The picture accompanying this blog post is from that search. It is a prototype homemade by Oscar J. Simler and patented in 1929. You can visit the signaling cluster at the National Museum of American History. Not only did it signal turns, but it would also indicate when the vehicular was slowing and stopping.

The turn signal law in Tennessee is “2010 Tennessee Code Title 55- Motor and Other Vehicles Chapter 8 – Operation of Vehicles Rules of the Road 55-8-143 – Signals for turns.”  The law contains 346 words that are probably read once by every fifteen-year-old and then forgotten after passing the required test.

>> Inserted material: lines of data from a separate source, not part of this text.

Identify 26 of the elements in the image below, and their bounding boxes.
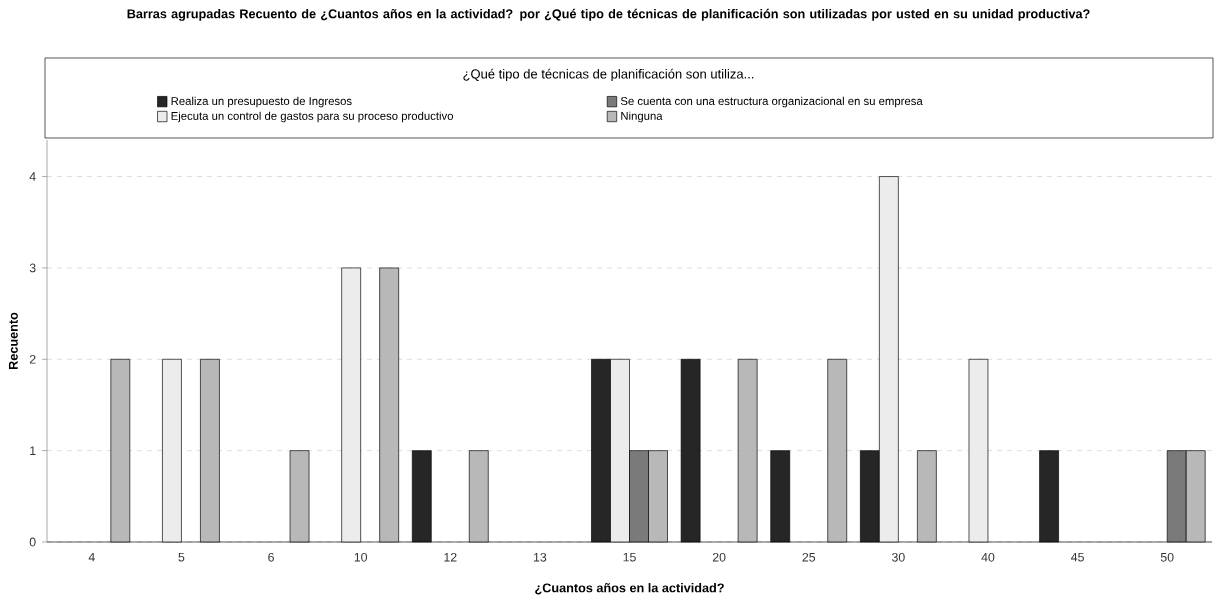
x-axis-title: ¿Cuantos años en la actividad? [535,583,724,595]
x-tick-label: 6 [268,552,274,562]
y-tick-label: 2 [29,354,36,364]
x-tick-label: 40 [981,552,995,562]
y-tick-label: 0 [29,537,36,547]
y-tick-label: 1 [30,446,36,455]
y-tick-label: 4 [29,172,36,181]
x-tick-label: 12 [444,552,457,562]
x-tick-label: 25 [802,552,816,562]
legend-title: ¿Qué tipo de técnicas de planificación son utiliza... [463,68,754,82]
x-tick-label: 30 [891,552,905,562]
y-axis-title: Recuento [8,312,18,370]
x-tick-label: 10 [354,552,368,562]
legend-label: Realiza un presupuesto de Ingresos [171,96,352,108]
legend-label: Ninguna [621,111,663,123]
x-tick-label: 13 [533,552,547,562]
legend-label: Ejecuta un control de gastos para su proceso productivo [171,111,454,123]
legend-label: Se cuenta con una estructura organizacional en su empresa [620,96,923,108]
x-tick-label: 5 [178,552,185,562]
y-tick-label: 3 [29,263,36,273]
x-tick-label: 15 [623,552,636,562]
x-tick-label: 50 [1160,552,1174,562]
chart-title: Barras agrupadas Recuento de ¿Cuantos años en la actividad? por ¿Qué tipo de técnicas de planificación son utilizadas por usted en su unidad productiva? [127,8,1090,21]
x-tick-label: 20 [712,552,726,562]
x-tick-label: 45 [1071,552,1084,562]
x-tick-label: 4 [88,552,95,562]
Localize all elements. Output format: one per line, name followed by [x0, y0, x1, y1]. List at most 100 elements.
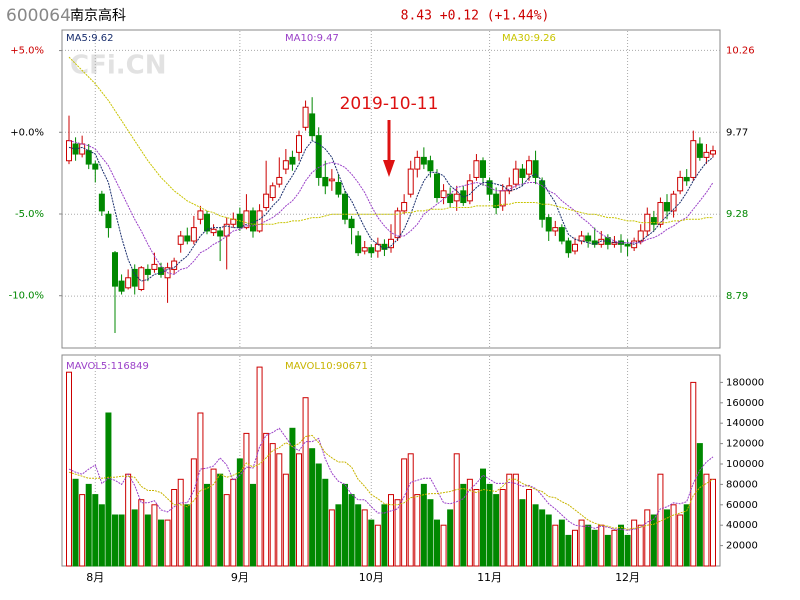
candle-body [683, 176, 690, 182]
candle-body [552, 227, 559, 232]
volume-bar [407, 453, 414, 567]
candle-body [151, 263, 158, 270]
volume-bar [631, 519, 638, 567]
candle-body [460, 190, 467, 204]
candle-body [690, 140, 697, 178]
candle-body [322, 176, 329, 187]
volume-bar [296, 453, 302, 567]
y-tick-label: 180000 [726, 377, 764, 388]
candle-body [342, 193, 348, 220]
candle-body [269, 185, 276, 199]
candle-body [263, 193, 270, 209]
candle-body [545, 217, 552, 232]
volume-bar [250, 483, 256, 567]
volume-bar [604, 534, 611, 567]
y-tick-label: 80000 [726, 479, 758, 490]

There is a temptation to rehearse all the annoying misuse and neglected use of other drivers’ signaling their driving intentions. The problem is that I can’t think of a single flaw in other drivers that I don’t have myself.

Drew, our son, gave me an axiom correction I had never heard. The old axiom read, “Practice makes perfect.”  Actually, the maxim should be “Practice makes permanent.”  Right there is the source of my signaling problem; I have sixty years of flawed practice in using the turn signal. The flaw is extremely difficult to unlearn and replace by the proper signaling habits.

My struggle to master the use of the turn signal is indicative of every pursuit I have ever undertaken to become all God intended me to be. As my love for God increased, there came a corresponding aversion to those things in my life that pleases me or makes sense to me but disappoints or annoys God. I have learned that annoying God never ends well.

Here is my problem, my practicing of a flawed Christianity has made my Christianity functionally defective. Because I have an imperfect understanding of God and His ways, I have a personally modified practice of what I believe about God rather than what God has revealed of Himself. Over the years, I have set under flawed teaching of the Bible, or at best, I had flawed hearing resulting in beliefs that put me at odds with the expectations of my Creator. As a result, I end up believing what I practice rather than practicing what I believe.

I say, “Jesus Christ is Lord of my life.” But unfortunately, the shameful reality is that I reduced him to be more of my invisible “executive assistant.”

I don’t like this about how I live my life, but my life is what I have “practiced.” Here is where I encounter the wonder of the mercy, compassion, and grace of God. Slowly, those three workings of God in my life are bringing about the transformation He promised, and for which I long. That transformation is His promise and purpose and is my chosen desire.